Wissenschaftler neigen heute dazu, SAD eher als ein Spektrum von Merkmalen als als eine Bedingung zu betrachten, die es gibt oder nicht, und in Schweden und anderen Ländern der nördlichen Hemisphäre wird geschätzt, dass bis zu 20 Prozent der Bevölkerung an milderer Wintermelancholie leiden. Theoretisch kann ein schwaches ATS bis zu einem gewissen Grad von der gesamten Bevölkerung erfahren werden, und nur für einige wenige wird es schwächend sein. "Manche Leute reagieren nicht zu emotional auf Unstimmigkeiten", bemerkt Murray.

Derzeit ist die Idee, im Winter die Arbeitszeit zu reduzieren oder den Arbeitsbeginn auf einen späteren Zeitpunkt zu verschieben, nicht erprobt. Sogar Länder in den dunkelsten Teilen der nördlichen Hemisphäre - Schweden, Finnland und Island - arbeiten den ganzen Winter fast nachts. Aber die Chancen stehen gut, dass wir arbeiten und uns besser fühlen, wenn die Arbeitszeiten unserer Chronobiologie besser entsprechen.

Immerhin haben US-Schulen, die den Tagesbeginn auf eine spätere Zeit verschoben haben, um den circadianen Rhythmen der Jugendlichen zu entsprechen, erfolgreich eine Zunahme des Schlafes der Schüler und eine entsprechende Zunahme der Energie gezeigt.
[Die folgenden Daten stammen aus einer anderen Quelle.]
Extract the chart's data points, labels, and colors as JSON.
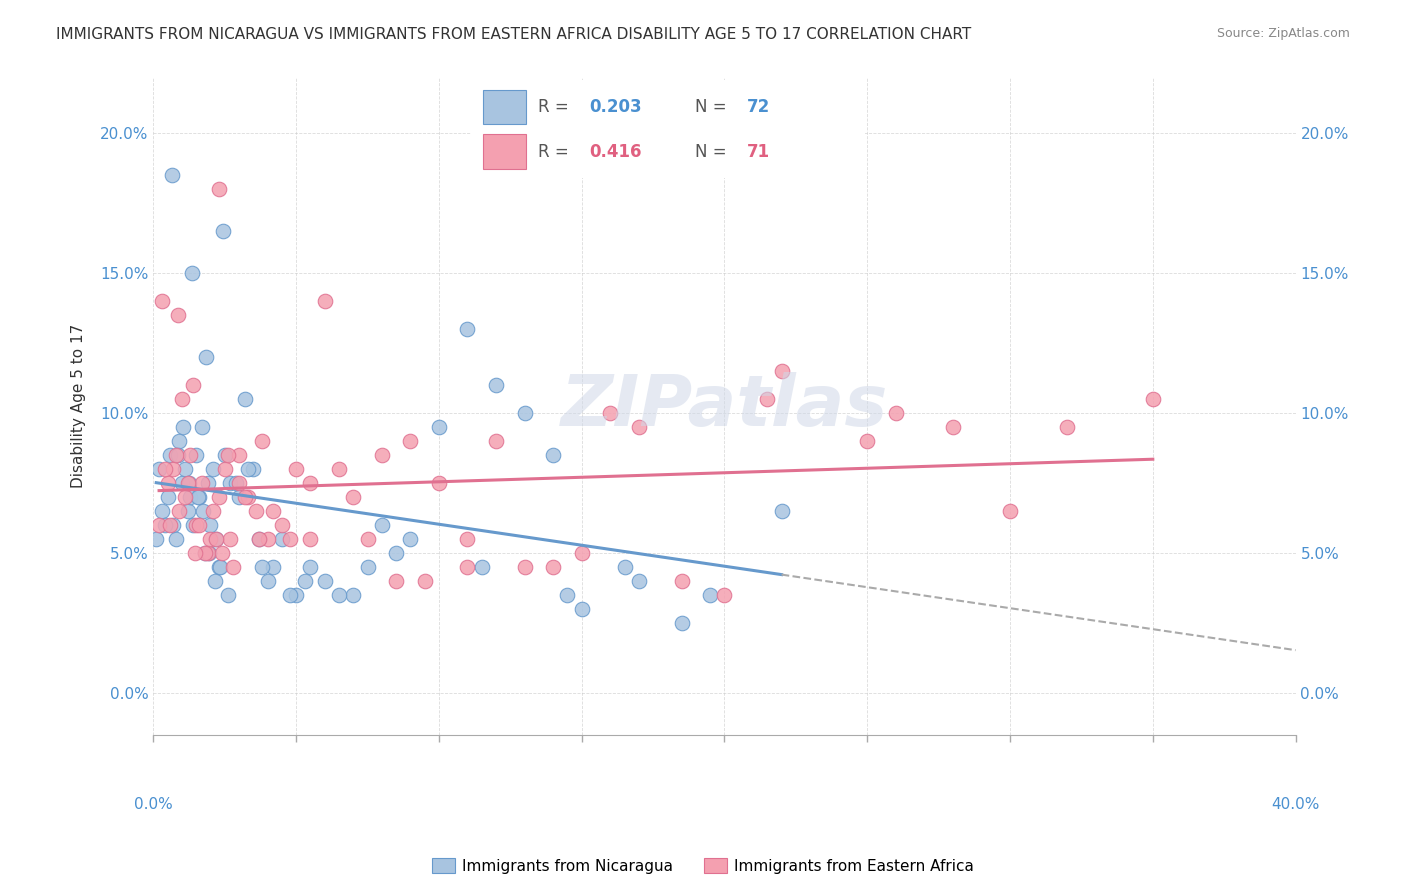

Eine Schule in England, die den Schulbeginn von 8.50 Uhr auf 10.00 Uhr verlegte, stellte fest, dass die Zahl der krankheitsbedingten Fehlzeiten stark zurückgegangen ist und die Schülerleistungen verbessert wurden.

Es gibt Hinweise darauf, dass der Winter mit mehr Verspätung bei der Arbeit und der Schule sowie mit mehr Fehlzeiten verbunden ist. Interessanterweise fand eine im Journal of Biological Rhythms veröffentlichte Studie heraus, dass Fehlzeiten enger mit Photoperioden – Tageslichtstunden – zusammenhängt als mit anderen Faktoren wie dem Wetter. Diesem Einfluss kann man entgegenwirken, wenn man erst später kommen lässt.

Ein besseres Verständnis dafür, wie sich unsere zirkadianen Zyklen auf unsere saisonalen Zyklen auswirken, ist etwas, von dem wir alle profitieren könnten. „Chefs müssen sagen: ‚Es ist mir egal, wann du zur Arbeit kommst, komm, wenn deine biologische Uhr feststellt, dass du geschlafen hast, denn in dieser Situation gewinnen wir beide“, sagt Rönneberg. „Ihre Ergebnisse werden besser sein. Sie werden bei der Arbeit produktiver sein, weil Sie spüren, wie effektiv Sie sind. Und die Zahl der Krankheitstage wird sinken. Da Januar und Februar bereits unsere am wenigsten produktiven Monate des Jahres sind, haben wir wirklich viel zu verlieren?